Customers who switch auto insurance carriers due to poor service often end up sorry they did because they end up paying more.
While a poor experience with their insurer is the leading reason customers shop for, and ultimately switch to a new auto insurance company, declining new price satisfaction is the primary reason customers are less satisfied when they do switch insurers, according to the latest J.D. Power 2014 U.S. Insurance Shopping Study.
“The insurance industry spends billions of dollars each year on advertising, and over the last seven years many of those ads have tried to entice customers with big savings,” said Jeremy Bowler, senior director of the insurance practice at J.D. Power. “While switching to a new insurer usually results in savings, the ads make promises of savings that a growing number of new customers don’t believe they’ve received.”
According to the study, 30 percent of auto customers shopped for a new insurance provider in 2013, among whom 36 percent ultimately switched insurers. Customers who experience a premium increase shop at a rate of 13 percent – less than half the rate of shopping among those who have a poor experience (28 percent).

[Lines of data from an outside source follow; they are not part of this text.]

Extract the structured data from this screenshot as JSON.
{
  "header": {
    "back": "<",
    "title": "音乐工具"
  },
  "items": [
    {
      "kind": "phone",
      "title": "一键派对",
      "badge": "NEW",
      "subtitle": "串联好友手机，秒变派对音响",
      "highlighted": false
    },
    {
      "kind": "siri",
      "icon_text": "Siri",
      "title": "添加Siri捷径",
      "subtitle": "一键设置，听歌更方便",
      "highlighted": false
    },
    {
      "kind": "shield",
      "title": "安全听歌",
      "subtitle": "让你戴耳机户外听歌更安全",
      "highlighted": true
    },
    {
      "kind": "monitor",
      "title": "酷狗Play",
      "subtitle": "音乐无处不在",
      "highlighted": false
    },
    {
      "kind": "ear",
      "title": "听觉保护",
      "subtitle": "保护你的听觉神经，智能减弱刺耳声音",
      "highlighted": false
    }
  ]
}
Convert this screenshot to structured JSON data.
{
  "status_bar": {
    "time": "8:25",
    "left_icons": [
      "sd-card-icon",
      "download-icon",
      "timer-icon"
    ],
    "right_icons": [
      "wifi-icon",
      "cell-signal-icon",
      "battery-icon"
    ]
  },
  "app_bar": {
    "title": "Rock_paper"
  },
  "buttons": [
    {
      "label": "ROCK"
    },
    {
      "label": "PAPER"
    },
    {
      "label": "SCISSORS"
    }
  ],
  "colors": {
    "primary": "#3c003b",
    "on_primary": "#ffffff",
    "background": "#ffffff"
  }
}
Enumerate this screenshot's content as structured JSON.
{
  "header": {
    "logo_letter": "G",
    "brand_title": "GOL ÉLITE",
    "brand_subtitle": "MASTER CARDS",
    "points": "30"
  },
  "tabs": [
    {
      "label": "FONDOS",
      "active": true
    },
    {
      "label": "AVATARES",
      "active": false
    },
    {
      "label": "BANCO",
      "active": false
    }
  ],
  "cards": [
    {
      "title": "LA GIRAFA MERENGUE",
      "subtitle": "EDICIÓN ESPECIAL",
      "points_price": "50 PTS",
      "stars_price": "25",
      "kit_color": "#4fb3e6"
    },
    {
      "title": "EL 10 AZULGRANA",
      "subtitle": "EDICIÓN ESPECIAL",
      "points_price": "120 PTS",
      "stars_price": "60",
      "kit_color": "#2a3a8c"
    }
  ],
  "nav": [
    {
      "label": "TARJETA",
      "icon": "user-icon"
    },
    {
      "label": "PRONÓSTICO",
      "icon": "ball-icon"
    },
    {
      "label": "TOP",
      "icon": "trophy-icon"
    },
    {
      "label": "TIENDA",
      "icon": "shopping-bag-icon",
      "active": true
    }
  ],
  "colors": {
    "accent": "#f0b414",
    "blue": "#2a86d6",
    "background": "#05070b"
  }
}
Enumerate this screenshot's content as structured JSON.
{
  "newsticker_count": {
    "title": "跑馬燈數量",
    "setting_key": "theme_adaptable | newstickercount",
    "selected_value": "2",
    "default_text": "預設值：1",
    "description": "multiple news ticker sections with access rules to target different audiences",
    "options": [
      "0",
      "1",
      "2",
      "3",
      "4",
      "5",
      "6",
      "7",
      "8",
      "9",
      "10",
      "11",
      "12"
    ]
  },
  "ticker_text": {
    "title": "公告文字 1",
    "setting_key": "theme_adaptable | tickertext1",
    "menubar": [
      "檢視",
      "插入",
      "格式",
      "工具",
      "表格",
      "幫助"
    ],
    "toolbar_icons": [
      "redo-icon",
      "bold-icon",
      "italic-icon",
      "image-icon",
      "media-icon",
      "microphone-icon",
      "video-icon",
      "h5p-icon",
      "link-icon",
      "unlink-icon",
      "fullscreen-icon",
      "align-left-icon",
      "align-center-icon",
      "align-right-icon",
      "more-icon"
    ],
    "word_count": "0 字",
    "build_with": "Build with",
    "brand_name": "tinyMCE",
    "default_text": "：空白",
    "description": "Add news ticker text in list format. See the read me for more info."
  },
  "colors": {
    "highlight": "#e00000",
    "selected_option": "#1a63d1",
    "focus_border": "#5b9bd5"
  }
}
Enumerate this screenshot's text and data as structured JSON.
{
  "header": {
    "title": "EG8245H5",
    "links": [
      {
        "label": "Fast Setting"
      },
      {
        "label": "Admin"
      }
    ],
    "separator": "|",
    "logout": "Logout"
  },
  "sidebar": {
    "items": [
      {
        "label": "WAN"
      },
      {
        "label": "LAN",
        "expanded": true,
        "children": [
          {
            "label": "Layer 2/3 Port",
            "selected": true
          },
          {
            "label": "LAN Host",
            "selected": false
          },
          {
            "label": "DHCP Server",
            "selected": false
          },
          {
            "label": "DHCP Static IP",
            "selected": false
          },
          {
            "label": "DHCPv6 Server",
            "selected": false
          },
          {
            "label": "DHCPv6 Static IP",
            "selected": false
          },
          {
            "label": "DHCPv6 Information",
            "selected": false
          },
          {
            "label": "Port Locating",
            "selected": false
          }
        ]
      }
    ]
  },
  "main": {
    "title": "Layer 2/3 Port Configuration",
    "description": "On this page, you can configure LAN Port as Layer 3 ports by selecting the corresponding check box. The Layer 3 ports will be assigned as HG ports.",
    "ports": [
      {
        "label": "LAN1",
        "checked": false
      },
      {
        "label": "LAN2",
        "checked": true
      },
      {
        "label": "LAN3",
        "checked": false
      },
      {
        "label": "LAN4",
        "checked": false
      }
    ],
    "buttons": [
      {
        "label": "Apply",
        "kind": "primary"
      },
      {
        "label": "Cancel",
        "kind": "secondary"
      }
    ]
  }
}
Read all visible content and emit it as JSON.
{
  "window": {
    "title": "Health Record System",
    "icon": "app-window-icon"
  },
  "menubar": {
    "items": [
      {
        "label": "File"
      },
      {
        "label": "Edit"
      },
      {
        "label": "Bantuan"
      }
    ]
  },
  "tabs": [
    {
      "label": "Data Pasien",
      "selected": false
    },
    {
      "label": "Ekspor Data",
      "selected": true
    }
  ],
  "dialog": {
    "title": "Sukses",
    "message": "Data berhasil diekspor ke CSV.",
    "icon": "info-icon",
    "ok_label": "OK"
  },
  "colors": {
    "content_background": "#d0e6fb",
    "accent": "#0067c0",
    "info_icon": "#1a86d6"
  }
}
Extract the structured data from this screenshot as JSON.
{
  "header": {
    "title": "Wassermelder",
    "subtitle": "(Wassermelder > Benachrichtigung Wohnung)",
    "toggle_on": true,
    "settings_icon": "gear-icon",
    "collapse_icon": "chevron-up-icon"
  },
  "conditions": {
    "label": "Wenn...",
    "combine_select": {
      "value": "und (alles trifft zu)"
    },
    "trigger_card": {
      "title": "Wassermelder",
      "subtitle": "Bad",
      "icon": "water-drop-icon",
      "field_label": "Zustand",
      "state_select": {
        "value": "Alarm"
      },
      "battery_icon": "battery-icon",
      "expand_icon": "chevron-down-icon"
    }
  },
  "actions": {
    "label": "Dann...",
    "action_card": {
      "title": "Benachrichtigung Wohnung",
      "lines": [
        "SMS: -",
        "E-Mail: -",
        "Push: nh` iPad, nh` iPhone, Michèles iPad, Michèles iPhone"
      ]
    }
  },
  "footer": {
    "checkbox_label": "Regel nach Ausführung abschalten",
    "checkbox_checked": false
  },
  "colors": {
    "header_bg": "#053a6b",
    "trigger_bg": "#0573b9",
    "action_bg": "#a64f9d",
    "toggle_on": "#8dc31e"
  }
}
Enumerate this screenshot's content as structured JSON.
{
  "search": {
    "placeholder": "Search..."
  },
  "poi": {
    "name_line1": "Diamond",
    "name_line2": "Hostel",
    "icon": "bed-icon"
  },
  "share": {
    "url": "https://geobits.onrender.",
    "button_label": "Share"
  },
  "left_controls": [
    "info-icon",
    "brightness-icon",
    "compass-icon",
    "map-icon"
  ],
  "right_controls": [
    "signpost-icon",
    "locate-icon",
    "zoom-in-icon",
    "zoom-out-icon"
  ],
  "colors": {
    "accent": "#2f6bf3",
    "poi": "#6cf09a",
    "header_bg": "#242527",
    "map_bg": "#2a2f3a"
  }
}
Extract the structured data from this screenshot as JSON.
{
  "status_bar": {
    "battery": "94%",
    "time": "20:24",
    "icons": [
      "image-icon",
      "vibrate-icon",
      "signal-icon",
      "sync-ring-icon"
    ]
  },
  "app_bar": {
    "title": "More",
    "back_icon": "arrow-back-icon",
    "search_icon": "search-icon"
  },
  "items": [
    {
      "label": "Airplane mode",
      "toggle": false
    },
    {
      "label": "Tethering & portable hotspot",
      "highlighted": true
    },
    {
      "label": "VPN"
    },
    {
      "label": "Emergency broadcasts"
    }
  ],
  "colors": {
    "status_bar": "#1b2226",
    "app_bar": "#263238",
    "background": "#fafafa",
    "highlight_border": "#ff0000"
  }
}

Rate increases do not drive customers to shop as much as poor service does, as customers are tolerant of a certain level of rate increases, according to the survey. However, rate hikes of more than $200 can triple the rate of customers who switch insurers.
Price is still important in the selection process – eight in 10 customers continue to select the lowest-priced insurer – and price is also an increasingly important driver of new-buyer purchase experience satisfaction once customers have selected a new insurer.
Overall new-buyer satisfaction with the auto insurance purchase experience averages 821 (on a 1,000-point scale), down from 828 in 2013. The decline in satisfaction is driven by a 17-point drop in the price factor, which has the greatest impact on satisfaction.
On average, customers saved $300 when switching insurers in the past 12 months. The longer customers had been with their previous insurer, the greater the savings when they switched carriers, likely because they had been experiencing rate increases, according to the researchers.
The study, now in its eighth year, examines insurance shopping and purchase behavior and overall satisfaction among customers who recently purchased insurance across three factors (in order of importance): price, distribution channel and policy offerings.